The “Hoyte Heights” development, which is proposed by Frank’s company, would place nearly 350 residences on acreage behind Louise Martin Community Park stretching to Distillery Road next to Greenbrier Lake.

Rezoning the property from its current Agriculture status to Medium Density Residential Planned Unit Development (REPUDM) and High Density Residential Planned Unit Development (REPUDH) is needed for the project.

“Hoyte Heights” would include 119 condominiums, 230 homes, a clubhouse, stocked ponds, two parks, access points to the lake and a trail system.

However, the majority of questions and concerns raised during the public hearing were regarding the traffic impact that the new residences would have on roads in Greenbrier. Residents explained that some streets already suffer from congestion now, particularly along Main Street behind the Citgo station. Additionally, cars backing up along roads due to the trains crossing were mentioned.

Others were concerned about the effects of more traffic within the current Hoyte Heights subdivision, located next door to Frank’s newly-proposed neighborhood.

One of the proposed development’s entrances is planned at Fisher Drive, which would connect the two subdivisions. The second would be located along Distillery Road.

Jonathan Foot, who lives by one of the development’s proposed entrances, said he always knew a subdivision would eventually come to the nearby acreage.

“I just didn’t realize up until things got put in the news exactly how many houses and properties were going to be back there,” he said. “My major concern does wind up being the amount of traffic coming down my road.”

Foot let the board know he’s seen a significant amount of traffic already since a small development was constructed near his house.

Frank told those attending that a traffic study had been done and reviewed by engineers with their recommendations — which he offered to email to those interested.

While the first phase of the development would include 30 homes, he said all offsite work would be completed prior to constructing the second phase — including a turn lane at Cemetery and Distillery Roads.

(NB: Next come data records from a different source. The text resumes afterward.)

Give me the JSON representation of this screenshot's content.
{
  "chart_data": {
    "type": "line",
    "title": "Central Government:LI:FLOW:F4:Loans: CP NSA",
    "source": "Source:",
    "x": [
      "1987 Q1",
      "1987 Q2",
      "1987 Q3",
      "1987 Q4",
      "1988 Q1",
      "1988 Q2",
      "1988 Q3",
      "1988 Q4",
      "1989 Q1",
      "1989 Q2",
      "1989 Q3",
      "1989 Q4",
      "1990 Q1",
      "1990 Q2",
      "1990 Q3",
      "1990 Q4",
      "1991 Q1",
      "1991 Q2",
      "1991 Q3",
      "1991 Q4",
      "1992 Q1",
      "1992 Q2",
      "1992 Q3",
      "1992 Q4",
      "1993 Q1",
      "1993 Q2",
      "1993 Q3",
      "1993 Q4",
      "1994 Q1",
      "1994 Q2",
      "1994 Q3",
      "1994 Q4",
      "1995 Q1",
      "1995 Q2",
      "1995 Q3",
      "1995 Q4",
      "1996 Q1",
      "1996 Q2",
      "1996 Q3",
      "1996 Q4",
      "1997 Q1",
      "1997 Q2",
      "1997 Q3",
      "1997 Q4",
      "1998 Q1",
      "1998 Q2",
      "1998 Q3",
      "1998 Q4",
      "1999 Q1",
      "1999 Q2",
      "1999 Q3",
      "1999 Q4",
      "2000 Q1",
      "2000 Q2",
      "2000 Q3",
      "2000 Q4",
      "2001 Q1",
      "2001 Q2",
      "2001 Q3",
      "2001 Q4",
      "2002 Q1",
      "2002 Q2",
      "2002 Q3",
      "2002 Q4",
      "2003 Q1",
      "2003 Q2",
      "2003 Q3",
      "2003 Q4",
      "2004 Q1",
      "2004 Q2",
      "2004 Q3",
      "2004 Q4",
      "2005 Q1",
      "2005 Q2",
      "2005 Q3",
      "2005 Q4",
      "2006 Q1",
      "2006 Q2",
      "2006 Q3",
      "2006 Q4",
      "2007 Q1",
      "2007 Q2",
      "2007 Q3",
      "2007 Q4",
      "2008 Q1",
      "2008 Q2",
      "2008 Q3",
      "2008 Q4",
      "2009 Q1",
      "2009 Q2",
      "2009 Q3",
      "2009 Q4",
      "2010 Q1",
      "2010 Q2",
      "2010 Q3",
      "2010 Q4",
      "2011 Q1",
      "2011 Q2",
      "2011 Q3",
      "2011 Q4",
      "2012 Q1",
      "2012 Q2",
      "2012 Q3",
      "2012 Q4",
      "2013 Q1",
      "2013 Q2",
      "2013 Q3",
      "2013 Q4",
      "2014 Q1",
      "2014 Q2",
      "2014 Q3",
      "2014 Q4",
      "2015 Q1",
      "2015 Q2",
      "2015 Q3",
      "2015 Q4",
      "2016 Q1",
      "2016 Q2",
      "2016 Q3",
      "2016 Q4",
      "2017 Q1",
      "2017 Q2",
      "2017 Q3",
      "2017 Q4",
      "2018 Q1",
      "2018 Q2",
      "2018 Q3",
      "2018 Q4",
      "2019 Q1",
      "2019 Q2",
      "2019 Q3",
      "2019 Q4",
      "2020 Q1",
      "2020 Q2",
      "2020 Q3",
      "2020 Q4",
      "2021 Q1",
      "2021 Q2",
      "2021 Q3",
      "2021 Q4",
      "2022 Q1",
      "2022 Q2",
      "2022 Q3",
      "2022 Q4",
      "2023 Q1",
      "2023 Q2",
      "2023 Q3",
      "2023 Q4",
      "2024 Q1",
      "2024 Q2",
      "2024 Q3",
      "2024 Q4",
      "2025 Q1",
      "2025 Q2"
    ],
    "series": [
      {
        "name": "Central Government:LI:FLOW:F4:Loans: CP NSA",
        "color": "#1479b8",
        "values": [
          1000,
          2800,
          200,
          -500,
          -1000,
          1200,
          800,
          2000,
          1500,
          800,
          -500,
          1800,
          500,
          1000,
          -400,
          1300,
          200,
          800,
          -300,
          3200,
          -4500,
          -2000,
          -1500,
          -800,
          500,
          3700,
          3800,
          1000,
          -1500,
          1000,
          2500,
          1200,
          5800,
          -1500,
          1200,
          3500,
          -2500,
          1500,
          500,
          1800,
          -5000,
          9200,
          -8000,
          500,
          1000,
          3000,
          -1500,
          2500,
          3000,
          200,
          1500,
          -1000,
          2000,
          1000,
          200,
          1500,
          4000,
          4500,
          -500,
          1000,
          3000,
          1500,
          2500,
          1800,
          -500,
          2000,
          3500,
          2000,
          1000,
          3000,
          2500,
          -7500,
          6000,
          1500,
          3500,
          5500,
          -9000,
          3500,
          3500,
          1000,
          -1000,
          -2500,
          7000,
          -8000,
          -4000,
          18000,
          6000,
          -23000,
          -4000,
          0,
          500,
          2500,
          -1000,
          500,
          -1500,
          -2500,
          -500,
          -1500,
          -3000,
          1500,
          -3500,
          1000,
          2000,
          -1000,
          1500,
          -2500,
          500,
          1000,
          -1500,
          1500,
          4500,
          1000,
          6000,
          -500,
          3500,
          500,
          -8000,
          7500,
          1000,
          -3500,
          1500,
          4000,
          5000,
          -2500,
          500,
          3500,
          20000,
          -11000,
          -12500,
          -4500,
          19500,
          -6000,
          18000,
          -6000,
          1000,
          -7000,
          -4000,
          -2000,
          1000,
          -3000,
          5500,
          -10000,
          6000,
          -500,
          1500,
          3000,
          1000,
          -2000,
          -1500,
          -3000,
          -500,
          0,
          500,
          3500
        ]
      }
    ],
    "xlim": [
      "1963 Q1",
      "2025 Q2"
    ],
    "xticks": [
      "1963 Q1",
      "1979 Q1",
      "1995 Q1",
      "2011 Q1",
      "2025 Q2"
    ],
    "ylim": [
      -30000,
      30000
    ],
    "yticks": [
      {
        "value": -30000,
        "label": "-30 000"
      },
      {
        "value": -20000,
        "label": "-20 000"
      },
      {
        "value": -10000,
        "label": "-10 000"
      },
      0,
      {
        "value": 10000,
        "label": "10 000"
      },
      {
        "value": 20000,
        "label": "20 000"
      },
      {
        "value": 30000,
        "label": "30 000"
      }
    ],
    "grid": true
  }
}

Frank said he’s also agreed to help fund the straightening of the “S” curve along Main Street. The curve would be converted to a three-way stop.

“In talking with them (the city), I’ve agreed that if there’s 100 cars going down that road today, and I put 20 more, then I’m paying 20 percent of it,” he said. “I’m helping to do that too. I’m not putting it off on the city.”

Others who spoke had concerns about removing property from agriculture status, the cost of the homes being out of price range of most locals and the impact nearly 350 new residences would have on the schools.

Resident Julie Ford mentioned how the middle school is already using portables and wanted to know how Greenbrier would accommodate and have the infrastructure needed.

“And how do we get the answers to that?” she asked.

Later in the meeting, Joann Miller, a design consultant with Brandon Frank Construction, addressed how the portables have been used for years, dating back to when another subdivision was being considered.

“The school issue has always been a school issue and probably always will be. Cause that’s not the city; that’s the county,” Miller said. Any school concerns need to be taken to the county level, she added.

Frank clarified that the proposed subdivision is being geared toward the “hipster” crowd coming to Nashville and retirees. At least 150 of “Hoyte Heights” properties would have retirees, he said, mainly in the condos and single-level homes.

He’s been in discussions and meetings, Frank added, over the past six to seven months regarding the development — working with the city to see how a project like this could work.

While Ford said she understood what the development was going to do for “Hoyte Heights” residents, she wanted to know what it would do for Greenbrier.

“In my mind, it’s going to do a lot,” Frank said. “It’s going to change a lot. I don’t a have crystal ball to tell you; but it’s not only going to be good for the City of Greenbrier, but also good for Robertson County.”